Pipelined Processor

A pipelined processor is a processor implementation in which the behavior of implementation registers can depend on several instructions that are currently being processed by the pipeline. In the cited verification work, this is presented as a reason why the implementation state of a pipelined design is more complex than the programmer-visible architectural state.^[1]

Architectural state and mapping functions

For processor verification, an operation naturally corresponds to the execution of a single instruction. Each operation property describes how the internal state and output signals change when the processor executes that instruction. The design state is described in terms of a high-level or architectural state corresponding to the programmer's view of the visible registers.^[2]

In a pipelined processor, the relationship between architectural state and implementation registers is not direct. The evidence gives the example of a register file: implementation-register behavior may depend on multiple in-flight instructions, so a mapping function links the architectural register-file state to the implementation and captures the pipeline's forwarding logic. The same source notes that forwarding logic can be hidden in a mapping function, such as vreg, representing the architectural register file.^[1]

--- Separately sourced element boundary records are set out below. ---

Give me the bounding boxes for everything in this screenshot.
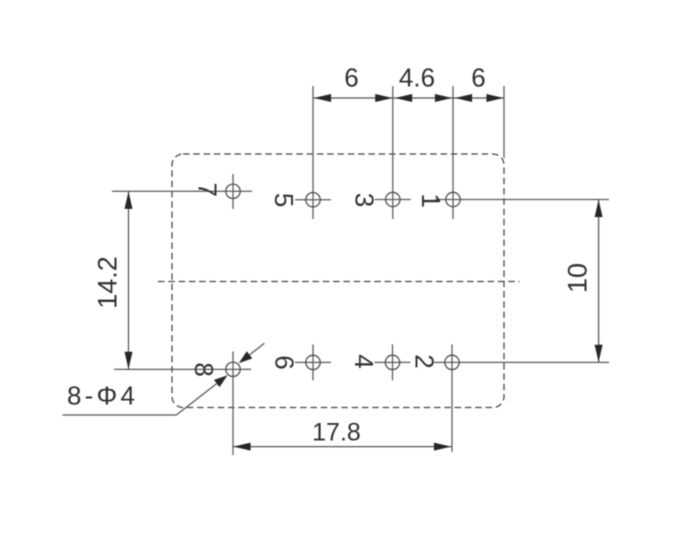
extension line right of pin 2 <box>434 361 609 363</box>
pin 4 (mounting hole) <box>375 344 411 380</box>
left dimension line 14.2 with arrows <box>125 191 133 369</box>
svg-text:7: 7 <box>193 182 223 196</box>
right dimension line 10 with arrows <box>595 200 603 363</box>
svg-text:2: 2 <box>410 354 440 368</box>
extension line through pin 8 <box>114 368 251 370</box>
svg-text:4.6: 4.6 <box>399 63 435 93</box>
pin 3 (mounting hole) <box>375 192 411 206</box>
svg-text:10: 10 <box>563 263 593 293</box>
extension line above pin 1 column <box>452 86 454 219</box>
extension line through pin 7 <box>112 190 252 192</box>
extension line right of pin 1 <box>435 199 609 201</box>
svg-text:8: 8 <box>189 362 219 376</box>
extension line above pin 5 column <box>312 86 314 219</box>
svg-text:5: 5 <box>269 193 299 207</box>
pin 8 (mounting hole) <box>226 352 240 456</box>
leader diagonal upper segment with arrow to pin 8 <box>239 343 265 363</box>
extension line at body right edge <box>503 86 505 158</box>
svg-text:6: 6 <box>471 63 485 93</box>
svg-text:17.8: 17.8 <box>312 419 361 447</box>
svg-text:1: 1 <box>416 193 446 207</box>
svg-text:8-Φ4: 8-Φ4 <box>67 381 138 411</box>
pin 1 (mounting hole) <box>446 192 460 206</box>
svg-text:14.2: 14.2 <box>93 256 123 309</box>
center section line (dashed) <box>158 281 520 283</box>
pin 7 (mounting hole) <box>226 174 240 209</box>
svg-text:4: 4 <box>349 354 379 368</box>
svg-text:6: 6 <box>344 63 358 93</box>
relay body outline (dashed) <box>172 154 504 408</box>
svg-text:6: 6 <box>269 355 299 369</box>
svg-text:3: 3 <box>349 193 379 207</box>
top dimension line with arrows <box>314 94 505 102</box>
pin 2 (mounting hole) <box>445 344 459 452</box>
bottom dimension line 17.8 with arrows <box>233 443 452 451</box>
extension line above pin 3 column <box>392 86 394 219</box>
leader diagonal lower segment with arrow to pin 8 <box>176 375 227 415</box>
leader tail line under label <box>63 414 177 416</box>
pin 5 (mounting hole) <box>295 193 331 207</box>
pin 6 (mounting hole) <box>295 344 331 380</box>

Role in instruction-set simulators

Instruction set simulators (ISSs) are used for early software development and testing before a processor is manufactured. Gate-level simulation can be cycle-accurate, but its performance is typically insufficient for in-depth software testing; more abstract ISA-based simulators can achieve several million instructions per second, but they risk diverging from the actual design if the ISA is reimplemented separately.^[3]

A cited ISS-generation approach derives a simulator from a complete property suite used for formal verification. In that approach, an architecture description mainly consists of an architectural state and a next_state function describing the effects of instructions and interrupts on that state. The authors reformulate operation properties into an architectural style to make ISS generation straightforward.^[4]

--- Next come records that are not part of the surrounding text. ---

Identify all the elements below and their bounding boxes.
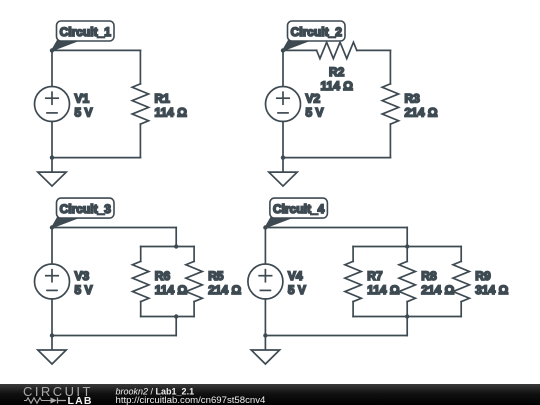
logo diode: [51, 398, 58, 404]
svg-text:R8: R8: [421, 269, 437, 283]
wire: [265, 335, 407, 337]
svg-text:114 Ω: 114 Ω: [155, 106, 188, 120]
svg-text:Circuit_3: Circuit_3: [60, 202, 112, 216]
node bottom-left junction: [281, 155, 285, 159]
svg-text:R9: R9: [475, 269, 491, 283]
svg-text:V4: V4: [288, 269, 303, 283]
wire: [52, 49, 140, 51]
wire: [406, 317, 408, 336]
logo resistor zigzag: [24, 398, 51, 403]
wire: [52, 227, 176, 229]
wire: [52, 157, 140, 159]
svg-text:LAB: LAB: [68, 395, 93, 405]
wire: [139, 124, 141, 158]
voltage source V2: [266, 87, 301, 122]
footer bar: [0, 384, 540, 405]
svg-text:R1: R1: [155, 92, 171, 106]
wire: [52, 335, 176, 337]
wire: [51, 299, 53, 336]
wire bottom bus: [141, 316, 194, 318]
node bottom bus junction: [174, 314, 178, 318]
node bottom-left junction: [263, 333, 267, 337]
svg-text:http://circuitlab.com/cn697st5: http://circuitlab.com/cn697st58cnv4: [116, 395, 267, 405]
wire: [193, 302, 195, 317]
wire: [175, 317, 177, 336]
svg-text:5 V: 5 V: [75, 283, 93, 297]
svg-text:114 Ω: 114 Ω: [155, 283, 188, 297]
ground: [251, 336, 279, 365]
resistor R9: [453, 261, 469, 301]
node bottom-left junction: [50, 155, 54, 159]
wire: [193, 247, 195, 262]
wire: [389, 124, 391, 158]
wire: [140, 247, 142, 262]
svg-text:214 Ω: 214 Ω: [405, 106, 438, 120]
wire: [265, 227, 407, 229]
resistor R1: [132, 84, 148, 124]
svg-text:Circuit_4: Circuit_4: [273, 202, 325, 216]
node top-left junction: [263, 225, 267, 229]
resistor R8: [399, 261, 415, 301]
svg-text:114 Ω: 114 Ω: [321, 79, 354, 93]
svg-text:114 Ω: 114 Ω: [367, 283, 400, 297]
ground: [269, 158, 297, 187]
svg-text:R2: R2: [329, 65, 345, 79]
resistor R2: [317, 42, 357, 58]
wire: [406, 247, 408, 262]
resistor R7: [345, 261, 361, 301]
svg-text:214 Ω: 214 Ω: [421, 283, 454, 297]
node top-left junction: [50, 225, 54, 229]
circuit label Circuit_4: [265, 198, 327, 227]
ground: [38, 336, 66, 365]
svg-text:Circuit_2: Circuit_2: [291, 25, 343, 39]
wire: [264, 299, 266, 336]
svg-text:Circuit_1: Circuit_1: [60, 25, 112, 39]
wire: [406, 228, 408, 247]
wire: [51, 122, 53, 158]
resistor R3: [382, 84, 398, 124]
node bottom-left junction: [50, 333, 54, 337]
wire: [282, 122, 284, 158]
svg-text:R6: R6: [155, 269, 171, 283]
svg-text:5 V: 5 V: [75, 106, 93, 120]
wire: [406, 302, 408, 317]
wire: [175, 228, 177, 247]
wire: [51, 50, 53, 86]
wire: [51, 228, 53, 265]
voltage source V1: [35, 87, 70, 122]
wire: [352, 247, 354, 262]
wire: [282, 50, 284, 86]
svg-text:V2: V2: [306, 92, 321, 106]
resistor R6: [133, 261, 149, 301]
wire: [140, 302, 142, 317]
wire: [283, 49, 317, 51]
node top-left junction: [281, 48, 285, 52]
wire bottom bus: [353, 316, 461, 318]
wire: [139, 50, 141, 84]
wire: [357, 49, 391, 51]
node top bus junction: [174, 244, 178, 248]
wire: [352, 302, 354, 317]
wire: [389, 50, 391, 84]
wire: [460, 302, 462, 317]
circuit label Circuit_2: [283, 21, 345, 50]
svg-text:V1: V1: [75, 92, 90, 106]
circuit label Circuit_3: [52, 198, 114, 227]
svg-text:R3: R3: [405, 92, 421, 106]
wire: [460, 247, 462, 262]
svg-text:R7: R7: [367, 269, 383, 283]
svg-text:V3: V3: [75, 269, 90, 283]
voltage source V4: [248, 264, 283, 299]
node top bus junction: [405, 244, 409, 248]
wire: [264, 228, 266, 265]
ground: [38, 158, 66, 187]
svg-text:R5: R5: [208, 269, 224, 283]
wire top bus: [353, 246, 461, 248]
node bottom bus junction: [405, 314, 409, 318]
circuit label Circuit_1: [52, 21, 114, 50]
svg-text:5 V: 5 V: [306, 106, 324, 120]
svg-text:5 V: 5 V: [288, 283, 306, 297]
svg-text:214 Ω: 214 Ω: [208, 283, 241, 297]
voltage source V3: [35, 264, 70, 299]
node top-left junction: [50, 48, 54, 52]
wire: [283, 157, 390, 159]
resistor R5: [186, 261, 202, 301]
wire top bus: [141, 246, 194, 248]
svg-text:314 Ω: 314 Ω: [475, 283, 508, 297]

Pipeline details can affect simulator generation and performance. The ISS-generation paper notes that properties used for generation reflect hardware and pipeline effects that may not be present in a high-level ISA description, and that these effects can decrease simulation performance.^[5]

Example evaluated processors

The ISS-generation study evaluated a small pipelined processor with eight 16-bit registers, a special register for an interrupt return vector, a 5-stage pipeline, a simple data-memory interface, and an instruction set of seven instructions covering logic, arithmetic, memory access, and jumps. For this processor, the generated ISS reached 7 MIPS, compared with 0.22 MIPS for an interpretive simulator and 14 MIPS for a just-in-time compiled simulator from a commercial tool.^[6]

The same study also evaluated an industrial processor design with 64 32-bit registers in multiple hardware contexts, advanced processor features, a 7-stage pipeline, data-memory and bus interfaces, and 88 instructions based on the DLX instruction set architecture. Its processor core contained about 10,000 lines of VHDL, while the reformulated property suite contained about 2,000 lines of ITL. The generated ISS achieved 1.2 MIPS, compared with 2.5 MIPS for a just-in-time compiled simulator built using a commercial tool suite.^[7]

Modeling and synthesis approaches

A public arXiv summary describes Reduced Colored Petri Nets (RCPN) as a model intended to provide a simple and intuitive way to model pipelined processors and generate high-performance cycle-accurate simulators. The same summary states that RCPN processor models mirror processor pipeline block diagrams and reports about a 15× speedup over the SimpleScalar ARM simulator for generated cycle-accurate simulators for XScale and StrongArm models.^[8]

Another public arXiv summary frames pipelined-processor controller specification using the Burch-Dill paradigm: the visible behavior of a pipelined system should be identical to a non-pipelined reference system. That work reports synthesizing a controller for a simple two-stage pipelined processor using interpolation from an unsatisfiable SMT formula.^[9]

Key implications

Pipelining complicates the relation between implementation registers and architectural state because several instructions may be active in the pipeline at once.^[1]
Architectural-state abstractions and mapping functions can hide pipeline details such as forwarding logic while preserving an instruction-level view.^[1]
ISS generation for pipelined processors may need to account for hardware and pipeline effects that are absent from high-level ISA descriptions.^[5]
Formal and model-based techniques in the cited sources use architectural equivalence, property suites, or pipeline-structured models to reason about pipelined processors.^[4]^[8]^[9]

^[1]: See citation "Pipeline implementation state and forwarding logic". ^[2]: See citation "Operation properties and architectural state". ^[3]: See citation "ISS motivation and design divergence risk". ^[4]: See citation "Architectural-style ISS generation". ^[5]: See citation "Pipeline effects in generated ISS performance". ^[6]: See citation "Small 5-stage pipelined processor experiment". ^[7]: See citation "Industrial 7-stage pipelined processor experiment". ^[8]: See citation "RCPN modeling of pipelined processors". ^[9]: See citation "Controller synthesis for a two-stage pipelined processor".